The first, HomeBuyer, works in combination with a traditional mortgage, providing 5% to 15% of a 20% down payment, while the HomeOwner program is geared toward current homeowners looking to tap into their home equity. Both programs remain interest-free without monthly payments for 30 years.

The company, in return, shares 35 percent of the appreciation in the home either when it is sold, after 30 years, or when the borrower decides to pay back the investment. Conversely, if the home depreciates, the company shares in 35 percent of the loss. There is a minimum of 3 years required in order to realize the property appreciation.

The company has marketed its shared-equity products to homebuyers and homeowners seeking alternatives to conventional borrowing, such as baby boomers with inadequate savings, college graduates with outstanding student loan debt, and first time home buyers.

In 2017 the average homebuyer under 35 spent 8% on a down payment. the company's business model involves splitting a 20% down payment with homebuyers.

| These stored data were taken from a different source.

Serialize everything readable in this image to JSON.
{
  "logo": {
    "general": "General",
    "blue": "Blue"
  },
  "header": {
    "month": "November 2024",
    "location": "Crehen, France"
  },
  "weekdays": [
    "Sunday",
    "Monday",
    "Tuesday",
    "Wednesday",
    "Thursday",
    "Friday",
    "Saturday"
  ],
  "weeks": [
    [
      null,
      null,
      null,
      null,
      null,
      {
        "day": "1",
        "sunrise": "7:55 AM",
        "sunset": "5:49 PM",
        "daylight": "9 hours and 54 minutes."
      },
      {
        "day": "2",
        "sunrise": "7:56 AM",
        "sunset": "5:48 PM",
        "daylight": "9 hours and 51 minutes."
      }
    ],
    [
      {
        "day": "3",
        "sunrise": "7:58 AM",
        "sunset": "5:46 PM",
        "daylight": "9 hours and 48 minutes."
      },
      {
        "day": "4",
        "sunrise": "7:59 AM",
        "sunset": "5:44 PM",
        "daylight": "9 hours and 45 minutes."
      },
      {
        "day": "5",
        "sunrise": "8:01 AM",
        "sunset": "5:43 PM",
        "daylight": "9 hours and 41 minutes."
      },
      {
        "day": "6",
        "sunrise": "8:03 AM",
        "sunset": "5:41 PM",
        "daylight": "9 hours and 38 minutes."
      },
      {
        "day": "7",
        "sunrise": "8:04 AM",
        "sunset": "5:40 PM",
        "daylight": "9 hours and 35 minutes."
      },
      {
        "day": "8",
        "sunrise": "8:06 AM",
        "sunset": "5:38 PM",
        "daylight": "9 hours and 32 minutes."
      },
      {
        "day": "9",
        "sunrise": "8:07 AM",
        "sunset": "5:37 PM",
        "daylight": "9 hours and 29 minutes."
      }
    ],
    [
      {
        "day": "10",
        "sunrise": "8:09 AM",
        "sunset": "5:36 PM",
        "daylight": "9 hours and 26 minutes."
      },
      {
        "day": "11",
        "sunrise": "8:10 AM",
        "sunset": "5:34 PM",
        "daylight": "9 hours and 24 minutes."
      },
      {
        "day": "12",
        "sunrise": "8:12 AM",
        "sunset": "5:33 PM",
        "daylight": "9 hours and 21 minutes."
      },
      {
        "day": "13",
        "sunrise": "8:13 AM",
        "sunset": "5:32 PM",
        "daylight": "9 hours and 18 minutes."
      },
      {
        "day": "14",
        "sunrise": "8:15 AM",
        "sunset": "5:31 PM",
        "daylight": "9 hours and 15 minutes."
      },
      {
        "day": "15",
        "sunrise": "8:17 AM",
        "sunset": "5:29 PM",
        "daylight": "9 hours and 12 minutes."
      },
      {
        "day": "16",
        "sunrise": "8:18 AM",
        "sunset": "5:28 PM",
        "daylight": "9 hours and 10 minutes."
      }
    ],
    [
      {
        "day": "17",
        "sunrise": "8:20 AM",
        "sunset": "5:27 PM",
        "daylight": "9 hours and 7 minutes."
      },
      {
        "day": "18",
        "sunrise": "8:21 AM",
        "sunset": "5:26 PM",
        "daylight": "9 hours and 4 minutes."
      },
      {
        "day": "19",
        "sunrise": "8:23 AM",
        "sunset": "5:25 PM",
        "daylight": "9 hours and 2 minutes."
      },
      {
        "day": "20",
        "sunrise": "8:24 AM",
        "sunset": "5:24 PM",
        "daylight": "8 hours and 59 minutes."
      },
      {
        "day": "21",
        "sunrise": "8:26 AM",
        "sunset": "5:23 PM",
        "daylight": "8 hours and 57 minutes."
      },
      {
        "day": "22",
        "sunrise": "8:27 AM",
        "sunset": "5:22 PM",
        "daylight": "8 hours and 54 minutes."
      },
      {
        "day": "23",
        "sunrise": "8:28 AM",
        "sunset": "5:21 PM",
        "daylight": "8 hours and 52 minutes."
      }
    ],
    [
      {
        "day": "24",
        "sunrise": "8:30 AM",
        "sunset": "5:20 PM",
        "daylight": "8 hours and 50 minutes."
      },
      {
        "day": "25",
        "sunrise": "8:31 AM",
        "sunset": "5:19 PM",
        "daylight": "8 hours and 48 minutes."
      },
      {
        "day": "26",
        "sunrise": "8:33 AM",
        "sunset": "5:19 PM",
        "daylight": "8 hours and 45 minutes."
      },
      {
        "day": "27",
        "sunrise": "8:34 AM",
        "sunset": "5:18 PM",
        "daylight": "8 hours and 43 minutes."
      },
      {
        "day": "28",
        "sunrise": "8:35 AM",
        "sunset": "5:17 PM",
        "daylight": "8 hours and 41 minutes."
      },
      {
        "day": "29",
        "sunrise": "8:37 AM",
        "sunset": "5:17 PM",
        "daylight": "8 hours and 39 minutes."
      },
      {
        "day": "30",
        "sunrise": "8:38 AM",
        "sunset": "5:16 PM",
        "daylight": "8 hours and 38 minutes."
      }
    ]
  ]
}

Unison has relationships with Guaranteed Rate, HomeBridge Financial Services, Guild Mortgage, Valley Bank, Goldwater Bank, HomeStreet Bank, PRMG, Supreme Lending, LendUS and others.

Unison programs are available in 30 states including Arizona, California, Connecticut, Oregon, Washington, Illinois, Massachusetts, Maryland, New Jersey, New York, Pennsylvania, Virginia, Florida, Georgia, Ohio, Michigan, Minnesota, Nevada, Colorado, North Carolina, Missouri, Delaware, Indiana, Kansas, Kentucky, New Mexico, South Carolina, Tennessee, Utah, Wisconsin and Washington, DC.